THE HAPPYTIME MURDERS: You know a movie is really crappy when the best thing about it is that it doesn’t last very long. Humans interacting with puppets in raunchy R-rated fashion sounds like a potentially promising premise since inanimate characters can always push harder on the boundaries of good taste in humor. And I will say there are some visually hilarious sequences that parody the happy endings found in pornos. Unfortunately, they only make up about ten percent of this joyless exercise where a down on his luck puppet private investigator (voiced by Bill Beretta) reteams with a former police partner (Melissa McCarthy) to solve the murders of the former cast of a popular puppet television show. If it sounds like a plot that’s difficult to glean comic material from, trust me when I say that it doesn’t. Todd Berger and Dee Austin Robertson’s screenplay attempts to interject humor with a parody of film noir detective stories but winds up doing neither very well making a viewer wonder just exactly what they’re trying to accomplish here. There’s a lot of what I call “joking the joke” where a gag is repeated over and over even though it might not have been all that funny to begin with. But that’s characteristic of a work with anorexically thin material and this one is creatively malnourished. McCarthy (BRIDESMAIDS), who co-produced this mess with husband Ben Falcone, is utterly wasted here and her verbal interplay with Beretta’s blue-faced gumshoe is flat and at times, positively grating. Since the puppets depicted in this flick are portrayed as the lower caste of culture, there may be an effort to make a sort of statement against class or racial discrimination. But that “message” is abruptly jettisoned and gets totally lost in a movie where we’re never sure if puppets getting their heads blown off in all their fluffy, feather-like carnage is supposed to make us laugh or wince.

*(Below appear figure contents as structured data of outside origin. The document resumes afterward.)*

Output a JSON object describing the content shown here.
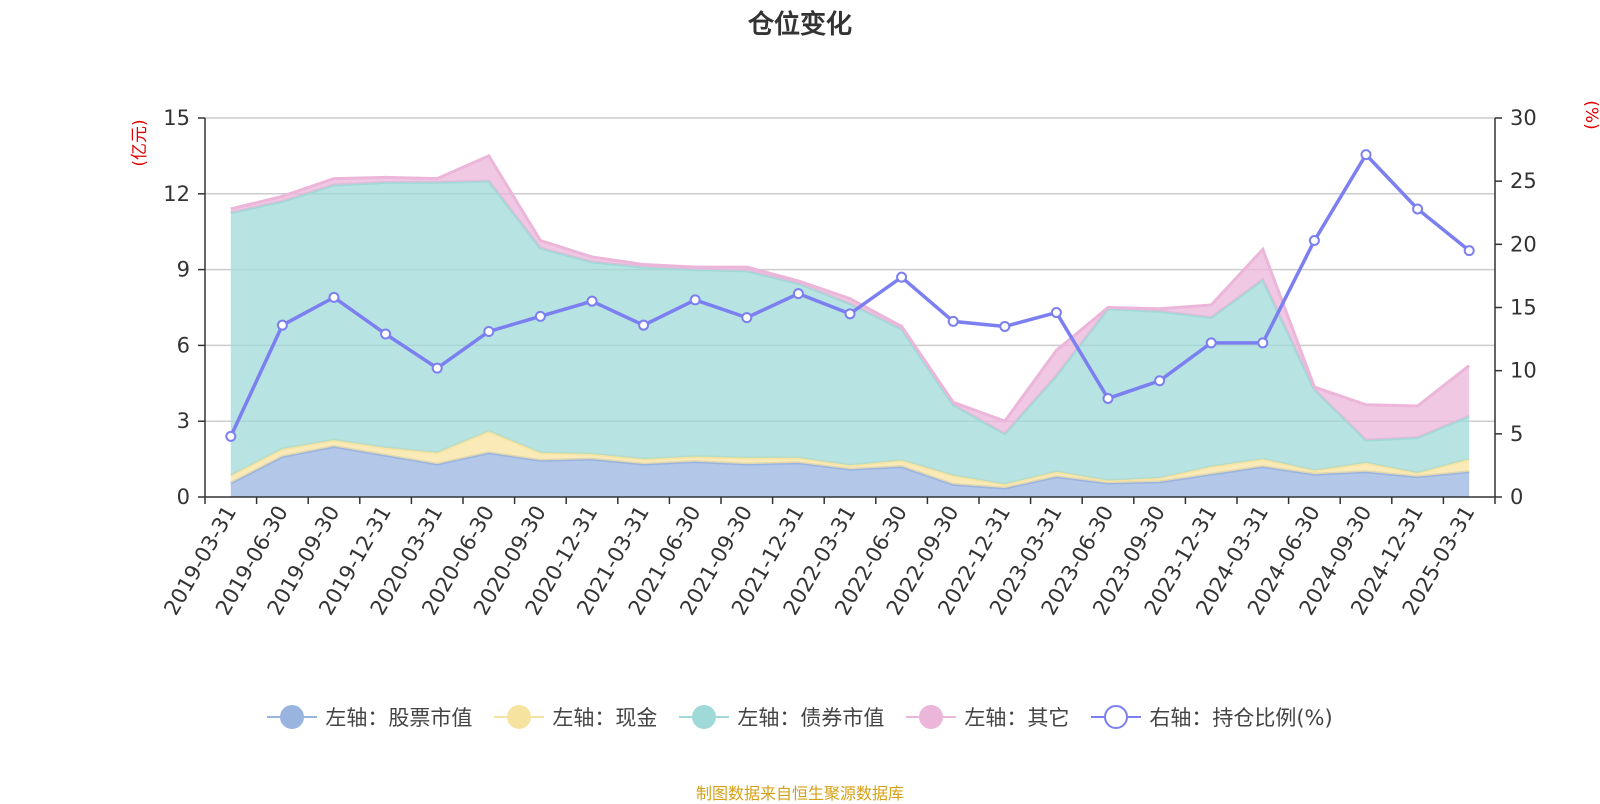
{
  "chart_data": {
    "type": "area",
    "title": "仓位变化",
    "source": "制图数据来自恒生聚源数据库",
    "left_axis_unit": "(亿元)",
    "right_axis_unit": "(%)",
    "left_ylim": [
      0,
      15
    ],
    "right_ylim": [
      0,
      30
    ],
    "left_ticks": [
      "0",
      "3",
      "6",
      "9",
      "12",
      "15"
    ],
    "right_ticks": [
      "0",
      "5",
      "10",
      "15",
      "20",
      "25",
      "30"
    ],
    "grid": true,
    "legend_position": "bottom",
    "categories": [
      "2019-03-31",
      "2019-06-30",
      "2019-09-30",
      "2019-12-31",
      "2020-03-31",
      "2020-06-30",
      "2020-09-30",
      "2020-12-31",
      "2021-03-31",
      "2021-06-30",
      "2021-09-30",
      "2021-12-31",
      "2022-03-31",
      "2022-06-30",
      "2022-09-30",
      "2022-12-31",
      "2023-03-31",
      "2023-06-30",
      "2023-09-30",
      "2023-12-31",
      "2024-03-31",
      "2024-06-30",
      "2024-09-30",
      "2024-12-31",
      "2025-03-31"
    ],
    "stacked_series": [
      {
        "name": "左轴：股票市值",
        "axis": "left",
        "color": "#9ab4e0",
        "values": [
          0.55,
          1.6,
          2.0,
          1.65,
          1.3,
          1.75,
          1.45,
          1.5,
          1.3,
          1.4,
          1.3,
          1.35,
          1.1,
          1.2,
          0.5,
          0.35,
          0.8,
          0.55,
          0.6,
          0.9,
          1.2,
          0.9,
          1.0,
          0.8,
          1.0
        ]
      },
      {
        "name": "左轴：现金",
        "axis": "left",
        "color": "#f7e3a0",
        "values": [
          0.3,
          0.3,
          0.25,
          0.3,
          0.45,
          0.85,
          0.3,
          0.2,
          0.2,
          0.2,
          0.25,
          0.2,
          0.15,
          0.25,
          0.35,
          0.15,
          0.2,
          0.1,
          0.15,
          0.3,
          0.3,
          0.15,
          0.35,
          0.15,
          0.5
        ]
      },
      {
        "name": "左轴：债券市值",
        "axis": "left",
        "color": "#9fdad8",
        "values": [
          10.4,
          9.8,
          10.1,
          10.5,
          10.7,
          9.9,
          8.1,
          7.6,
          7.6,
          7.4,
          7.4,
          6.9,
          6.4,
          5.2,
          2.8,
          2.0,
          3.8,
          6.8,
          6.6,
          5.9,
          7.1,
          3.2,
          0.9,
          1.4,
          1.7
        ]
      },
      {
        "name": "左轴：其它",
        "axis": "left",
        "color": "#ecb5da",
        "values": [
          0.15,
          0.2,
          0.25,
          0.2,
          0.15,
          1.0,
          0.3,
          0.2,
          0.1,
          0.1,
          0.15,
          0.1,
          0.2,
          0.1,
          0.1,
          0.5,
          1.0,
          0.05,
          0.1,
          0.5,
          1.2,
          0.1,
          1.4,
          1.25,
          2.0
        ]
      }
    ],
    "line_series": {
      "name": "右轴：持仓比例(%)",
      "axis": "right",
      "color": "#7b7ff0",
      "values": [
        4.8,
        13.6,
        15.8,
        12.9,
        10.2,
        13.1,
        14.3,
        15.5,
        13.6,
        15.6,
        14.2,
        16.1,
        14.5,
        17.4,
        13.9,
        13.5,
        14.6,
        7.8,
        9.2,
        12.2,
        12.2,
        20.3,
        27.1,
        22.8,
        19.5
      ]
    }
  }
}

CLOSING CREDITS: By far, the funniest, most irreverent all-puppet movie has to be TEAM AMERICA: WORLD POLICE (2004) about a squad of blundering but well-meaning Americans who fight terrorism around the world. Written by “South Park’s” Trey Parker and Matt Stone, the title characters (Technically, they’re marionettes.) take on North Korean leader Kim Jong Il while also satirically skewering American foreign relations, the Hollywood Left and actor/activists like Alec Baldwin (MISSION:IMPOSSIBLE-FALLOUT) plus stereotypes of Muslim terrorists. There are terrifically original songs like “America…F_ _ _ Yeah!” and “Freedom Isn’t Free (It Costs A Buck O Five For You And Me)”. If that isn’t enough to draw you in, a scene involving wild marionette style porno is by itself worth a view.